The Board of Contract Appeals has scheduled a July 12 hearing. Deputy clerk Michael Carnahan indicated that the almost year-long delay between the appeal and the hearing may have been partly due to Mid-Atlantic’s filing two appeals that were subsequently consolidated into one appeal.
Attorney Scott Livingston said that while Mid-Atlantic was the low bidder for the contract, it is not objecting on financial grounds. Rather, he contended, HMR withheld relevant information.
When HMR of Maryland was asked if it had been subject to a government investigation, it replied in the negative, according to Livingston, a partner of Rifkin, Livingston, Levitan & Silver. HMR of Maryland has not been subject to such an investigation, Livingston said, but the Justice Department investigated an HMR-managed facility, the W.F. Green Veterans Home in Alabama.
“If the higher-priced offer is technically superior then in some circumstances, the government will award the contract at the higher price,” said Livingston. But “HMR failed to disclose this” information.
Dashiell said HMR’s argument is that the veterans affairs department “investigated all the allegations by Mid-Atlantic and said they lacked merit.”
Justice Dept. report
In its 2008 report, the Justice Department’s Civil Rights Division stated that “numerous conditions and practices at W.F. Green violate the constitutional and federal statutory rights of its residents.” The report criticized medical, nursing and nutritional services, failure to protect residents from harm due to falls and failure to investigate allegations of patient abuse, among others.
In 2009, the family of a deceased resident of W.F. Green filed a wrongful death lawsuit against HMR.

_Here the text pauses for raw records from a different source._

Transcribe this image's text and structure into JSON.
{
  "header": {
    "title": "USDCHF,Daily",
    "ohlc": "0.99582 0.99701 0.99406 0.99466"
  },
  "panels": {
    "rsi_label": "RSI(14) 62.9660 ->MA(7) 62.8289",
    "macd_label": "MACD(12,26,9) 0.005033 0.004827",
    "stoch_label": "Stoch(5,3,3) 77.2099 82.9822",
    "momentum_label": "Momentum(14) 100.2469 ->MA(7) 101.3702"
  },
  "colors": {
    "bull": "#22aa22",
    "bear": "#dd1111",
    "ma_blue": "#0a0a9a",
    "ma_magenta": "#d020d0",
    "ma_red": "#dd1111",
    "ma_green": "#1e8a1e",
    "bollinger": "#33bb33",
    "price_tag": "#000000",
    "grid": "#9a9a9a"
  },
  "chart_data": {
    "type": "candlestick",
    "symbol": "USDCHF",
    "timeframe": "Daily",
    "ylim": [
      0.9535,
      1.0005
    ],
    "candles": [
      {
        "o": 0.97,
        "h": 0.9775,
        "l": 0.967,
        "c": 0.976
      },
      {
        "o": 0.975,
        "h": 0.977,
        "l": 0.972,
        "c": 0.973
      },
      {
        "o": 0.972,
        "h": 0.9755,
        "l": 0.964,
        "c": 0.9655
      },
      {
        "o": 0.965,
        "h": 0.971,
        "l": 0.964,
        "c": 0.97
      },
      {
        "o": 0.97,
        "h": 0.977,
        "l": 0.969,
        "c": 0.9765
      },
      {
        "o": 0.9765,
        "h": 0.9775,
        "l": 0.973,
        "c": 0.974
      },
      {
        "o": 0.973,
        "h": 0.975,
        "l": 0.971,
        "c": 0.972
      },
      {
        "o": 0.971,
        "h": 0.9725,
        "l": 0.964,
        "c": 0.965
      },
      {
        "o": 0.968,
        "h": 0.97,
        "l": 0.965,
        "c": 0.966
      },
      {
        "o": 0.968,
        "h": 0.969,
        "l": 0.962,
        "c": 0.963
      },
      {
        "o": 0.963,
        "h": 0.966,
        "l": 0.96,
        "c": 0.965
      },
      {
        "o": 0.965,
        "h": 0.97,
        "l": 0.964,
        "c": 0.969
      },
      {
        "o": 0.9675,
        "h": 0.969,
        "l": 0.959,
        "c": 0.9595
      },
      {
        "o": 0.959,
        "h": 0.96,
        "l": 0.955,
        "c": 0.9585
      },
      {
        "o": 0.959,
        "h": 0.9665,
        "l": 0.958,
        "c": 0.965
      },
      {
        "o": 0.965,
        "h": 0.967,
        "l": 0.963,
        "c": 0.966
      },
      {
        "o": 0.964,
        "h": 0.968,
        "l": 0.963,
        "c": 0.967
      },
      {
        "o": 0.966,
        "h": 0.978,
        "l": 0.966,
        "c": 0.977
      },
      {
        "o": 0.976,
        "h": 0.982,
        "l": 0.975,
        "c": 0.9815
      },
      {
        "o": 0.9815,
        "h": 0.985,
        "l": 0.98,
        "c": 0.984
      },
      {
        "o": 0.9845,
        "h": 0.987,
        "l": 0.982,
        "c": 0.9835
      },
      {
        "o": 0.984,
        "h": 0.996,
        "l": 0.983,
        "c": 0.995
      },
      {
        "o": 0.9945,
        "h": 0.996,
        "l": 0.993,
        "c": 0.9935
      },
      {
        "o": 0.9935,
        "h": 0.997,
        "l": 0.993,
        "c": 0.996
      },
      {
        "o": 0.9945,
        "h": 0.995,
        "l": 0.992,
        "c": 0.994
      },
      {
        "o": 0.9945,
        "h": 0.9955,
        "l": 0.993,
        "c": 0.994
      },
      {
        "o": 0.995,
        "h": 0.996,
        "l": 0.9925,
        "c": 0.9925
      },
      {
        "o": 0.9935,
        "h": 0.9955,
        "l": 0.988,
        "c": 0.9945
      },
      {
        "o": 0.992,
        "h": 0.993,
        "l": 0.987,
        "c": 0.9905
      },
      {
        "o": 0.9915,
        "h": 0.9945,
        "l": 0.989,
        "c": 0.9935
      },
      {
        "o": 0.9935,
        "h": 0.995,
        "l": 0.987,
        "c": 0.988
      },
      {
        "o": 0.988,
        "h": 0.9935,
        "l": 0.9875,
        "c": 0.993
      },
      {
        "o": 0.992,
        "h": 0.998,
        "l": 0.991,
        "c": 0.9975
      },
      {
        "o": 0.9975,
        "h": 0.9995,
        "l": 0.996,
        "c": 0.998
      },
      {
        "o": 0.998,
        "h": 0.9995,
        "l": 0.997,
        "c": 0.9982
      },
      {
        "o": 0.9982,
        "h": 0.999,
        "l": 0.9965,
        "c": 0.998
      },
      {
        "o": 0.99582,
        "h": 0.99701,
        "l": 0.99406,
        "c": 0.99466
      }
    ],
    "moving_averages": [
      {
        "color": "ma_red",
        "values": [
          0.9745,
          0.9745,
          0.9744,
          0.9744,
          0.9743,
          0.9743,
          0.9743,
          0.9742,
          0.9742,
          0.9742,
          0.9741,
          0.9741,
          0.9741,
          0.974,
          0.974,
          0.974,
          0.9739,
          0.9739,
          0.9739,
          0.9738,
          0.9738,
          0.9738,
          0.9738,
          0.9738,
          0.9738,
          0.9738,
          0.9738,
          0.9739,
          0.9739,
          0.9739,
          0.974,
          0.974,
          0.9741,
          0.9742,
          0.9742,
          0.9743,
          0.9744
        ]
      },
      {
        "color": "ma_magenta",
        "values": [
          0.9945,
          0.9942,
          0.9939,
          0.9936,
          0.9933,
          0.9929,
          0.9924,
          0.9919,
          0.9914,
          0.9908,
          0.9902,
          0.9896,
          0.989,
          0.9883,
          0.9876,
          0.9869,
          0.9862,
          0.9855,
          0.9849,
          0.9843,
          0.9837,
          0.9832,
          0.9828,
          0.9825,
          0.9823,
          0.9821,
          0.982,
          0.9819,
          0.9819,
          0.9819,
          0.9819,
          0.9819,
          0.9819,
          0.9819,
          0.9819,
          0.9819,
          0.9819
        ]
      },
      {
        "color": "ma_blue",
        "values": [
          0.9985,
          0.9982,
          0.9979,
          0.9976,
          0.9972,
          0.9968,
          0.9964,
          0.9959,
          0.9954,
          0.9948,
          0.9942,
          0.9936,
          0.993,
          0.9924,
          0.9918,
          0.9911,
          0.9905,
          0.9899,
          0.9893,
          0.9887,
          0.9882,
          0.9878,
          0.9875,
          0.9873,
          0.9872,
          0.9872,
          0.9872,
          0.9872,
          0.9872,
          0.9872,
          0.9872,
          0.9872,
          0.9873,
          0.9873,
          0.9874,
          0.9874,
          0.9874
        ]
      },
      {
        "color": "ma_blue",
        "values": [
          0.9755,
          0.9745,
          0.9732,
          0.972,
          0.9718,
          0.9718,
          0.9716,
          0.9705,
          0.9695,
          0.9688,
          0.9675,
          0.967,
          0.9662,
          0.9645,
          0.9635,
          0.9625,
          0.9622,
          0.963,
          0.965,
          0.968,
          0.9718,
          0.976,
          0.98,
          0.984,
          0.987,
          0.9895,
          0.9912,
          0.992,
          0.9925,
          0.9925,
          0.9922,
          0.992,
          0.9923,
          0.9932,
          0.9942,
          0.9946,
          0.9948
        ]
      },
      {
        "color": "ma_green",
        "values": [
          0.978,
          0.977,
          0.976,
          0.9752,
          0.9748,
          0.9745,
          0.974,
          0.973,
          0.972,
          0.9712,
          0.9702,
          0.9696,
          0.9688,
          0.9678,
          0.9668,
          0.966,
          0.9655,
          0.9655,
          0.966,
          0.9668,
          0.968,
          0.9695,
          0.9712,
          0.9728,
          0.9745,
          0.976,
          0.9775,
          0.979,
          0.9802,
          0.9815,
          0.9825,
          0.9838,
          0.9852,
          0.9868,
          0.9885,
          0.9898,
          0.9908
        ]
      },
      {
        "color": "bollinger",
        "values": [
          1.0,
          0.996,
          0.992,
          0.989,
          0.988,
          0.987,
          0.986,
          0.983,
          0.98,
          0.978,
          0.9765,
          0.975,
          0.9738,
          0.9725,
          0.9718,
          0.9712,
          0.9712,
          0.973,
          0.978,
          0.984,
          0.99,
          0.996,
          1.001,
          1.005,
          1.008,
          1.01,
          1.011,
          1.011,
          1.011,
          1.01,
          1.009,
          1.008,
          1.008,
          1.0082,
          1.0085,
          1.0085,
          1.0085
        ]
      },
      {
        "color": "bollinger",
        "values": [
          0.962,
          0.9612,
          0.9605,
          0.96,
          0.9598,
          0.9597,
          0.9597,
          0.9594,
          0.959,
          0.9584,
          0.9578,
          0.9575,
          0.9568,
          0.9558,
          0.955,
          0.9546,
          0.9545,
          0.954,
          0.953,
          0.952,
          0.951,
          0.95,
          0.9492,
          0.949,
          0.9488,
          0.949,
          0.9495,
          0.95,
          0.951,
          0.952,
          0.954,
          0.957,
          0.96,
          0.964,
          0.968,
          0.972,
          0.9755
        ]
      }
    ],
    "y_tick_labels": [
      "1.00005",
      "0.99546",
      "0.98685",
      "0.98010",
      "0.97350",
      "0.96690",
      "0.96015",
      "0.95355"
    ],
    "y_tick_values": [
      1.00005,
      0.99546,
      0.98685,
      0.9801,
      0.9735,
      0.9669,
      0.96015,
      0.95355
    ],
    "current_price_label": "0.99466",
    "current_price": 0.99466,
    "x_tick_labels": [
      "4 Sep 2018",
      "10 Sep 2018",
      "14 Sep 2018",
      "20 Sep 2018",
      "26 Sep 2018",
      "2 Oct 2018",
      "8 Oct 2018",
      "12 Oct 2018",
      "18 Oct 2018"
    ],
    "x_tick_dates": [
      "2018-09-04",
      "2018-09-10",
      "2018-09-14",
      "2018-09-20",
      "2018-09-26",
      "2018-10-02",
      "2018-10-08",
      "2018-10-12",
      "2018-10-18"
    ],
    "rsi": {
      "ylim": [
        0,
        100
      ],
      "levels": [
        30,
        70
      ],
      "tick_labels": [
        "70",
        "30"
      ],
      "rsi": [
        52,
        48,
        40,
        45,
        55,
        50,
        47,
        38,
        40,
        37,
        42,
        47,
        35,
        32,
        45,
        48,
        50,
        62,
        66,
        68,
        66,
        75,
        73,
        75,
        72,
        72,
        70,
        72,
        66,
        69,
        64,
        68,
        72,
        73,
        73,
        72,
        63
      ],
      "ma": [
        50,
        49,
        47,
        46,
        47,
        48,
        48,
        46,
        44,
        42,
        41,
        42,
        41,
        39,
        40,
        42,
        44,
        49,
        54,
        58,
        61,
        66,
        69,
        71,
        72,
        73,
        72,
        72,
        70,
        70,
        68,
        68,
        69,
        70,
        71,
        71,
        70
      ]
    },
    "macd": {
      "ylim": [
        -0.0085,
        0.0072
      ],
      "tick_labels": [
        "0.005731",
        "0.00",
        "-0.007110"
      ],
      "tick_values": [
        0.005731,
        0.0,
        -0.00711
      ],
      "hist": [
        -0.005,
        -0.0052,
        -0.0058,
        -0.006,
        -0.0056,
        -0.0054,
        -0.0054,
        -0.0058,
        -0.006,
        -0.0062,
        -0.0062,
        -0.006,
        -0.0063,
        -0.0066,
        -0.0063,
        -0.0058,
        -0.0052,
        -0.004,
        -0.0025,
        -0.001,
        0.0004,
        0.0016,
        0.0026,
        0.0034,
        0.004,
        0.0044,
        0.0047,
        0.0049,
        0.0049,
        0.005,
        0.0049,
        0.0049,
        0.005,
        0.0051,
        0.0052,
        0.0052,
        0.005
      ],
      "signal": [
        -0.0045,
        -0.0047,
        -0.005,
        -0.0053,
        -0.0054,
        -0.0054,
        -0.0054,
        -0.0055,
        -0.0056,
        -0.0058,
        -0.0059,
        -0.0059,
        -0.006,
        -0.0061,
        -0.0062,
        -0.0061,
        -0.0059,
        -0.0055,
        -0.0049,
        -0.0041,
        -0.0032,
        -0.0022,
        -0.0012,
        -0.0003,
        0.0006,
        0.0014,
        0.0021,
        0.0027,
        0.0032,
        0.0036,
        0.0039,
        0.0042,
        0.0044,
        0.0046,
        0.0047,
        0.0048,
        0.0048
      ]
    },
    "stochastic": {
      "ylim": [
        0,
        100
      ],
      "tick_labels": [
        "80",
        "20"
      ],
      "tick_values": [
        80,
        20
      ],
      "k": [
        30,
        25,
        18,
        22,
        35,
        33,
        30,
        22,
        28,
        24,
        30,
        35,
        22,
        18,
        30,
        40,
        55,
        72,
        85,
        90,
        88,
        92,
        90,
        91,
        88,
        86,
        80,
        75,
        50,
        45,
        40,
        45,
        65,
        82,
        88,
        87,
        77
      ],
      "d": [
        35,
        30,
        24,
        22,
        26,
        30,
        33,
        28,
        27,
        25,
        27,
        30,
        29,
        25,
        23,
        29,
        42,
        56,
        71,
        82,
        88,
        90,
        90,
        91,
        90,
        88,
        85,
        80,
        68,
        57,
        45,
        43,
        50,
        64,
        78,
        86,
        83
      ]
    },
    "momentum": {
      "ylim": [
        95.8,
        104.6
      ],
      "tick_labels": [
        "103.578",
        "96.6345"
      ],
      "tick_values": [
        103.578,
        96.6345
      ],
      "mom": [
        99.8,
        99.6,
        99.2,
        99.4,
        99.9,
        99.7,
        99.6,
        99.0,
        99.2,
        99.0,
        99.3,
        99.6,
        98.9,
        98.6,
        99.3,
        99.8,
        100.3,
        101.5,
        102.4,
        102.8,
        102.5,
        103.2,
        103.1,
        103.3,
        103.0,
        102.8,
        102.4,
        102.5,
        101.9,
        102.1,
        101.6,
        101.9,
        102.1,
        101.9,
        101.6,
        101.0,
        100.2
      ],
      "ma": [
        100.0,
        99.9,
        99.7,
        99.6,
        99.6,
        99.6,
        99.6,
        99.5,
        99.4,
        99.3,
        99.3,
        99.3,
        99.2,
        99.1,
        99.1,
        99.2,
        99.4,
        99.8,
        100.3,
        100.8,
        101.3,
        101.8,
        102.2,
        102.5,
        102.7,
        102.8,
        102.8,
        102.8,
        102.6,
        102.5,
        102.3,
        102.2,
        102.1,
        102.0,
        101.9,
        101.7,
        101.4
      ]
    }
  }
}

Besides the federal report, the St. Mary’s Enterprise reported last year that two then-HMR employees at Charlotte Hall were charged with allegedly abusing and assaulting a dementia patient. Last month, the two went before a St. Mary’s County District Court judge, where one pleaded guilty to reckless endangerment and the second requested a jury trial.
Joseph Shapiro, spokesman for Comptroller Peter Franchot, who sits on the three-member Board of Public Works, typically does not comment on upcoming board matters. Shapiro said Franchot is reviewing the material.
Howard Freedlander, deputy treasurer for external affairs and liaison for state treasurer Nancy Kopp with the Board of Public Works, said the board “acts on many different items. It is not uncommon to act on extensions, particularly if there is a protest.”
Freedlander added that it would be unlikely for the public works board to deny the extension because of its interest in the outcome of the contract appeal. Once the dispute is settled, he said, the public works board can then proceed on a new contract for Charlotte Hall.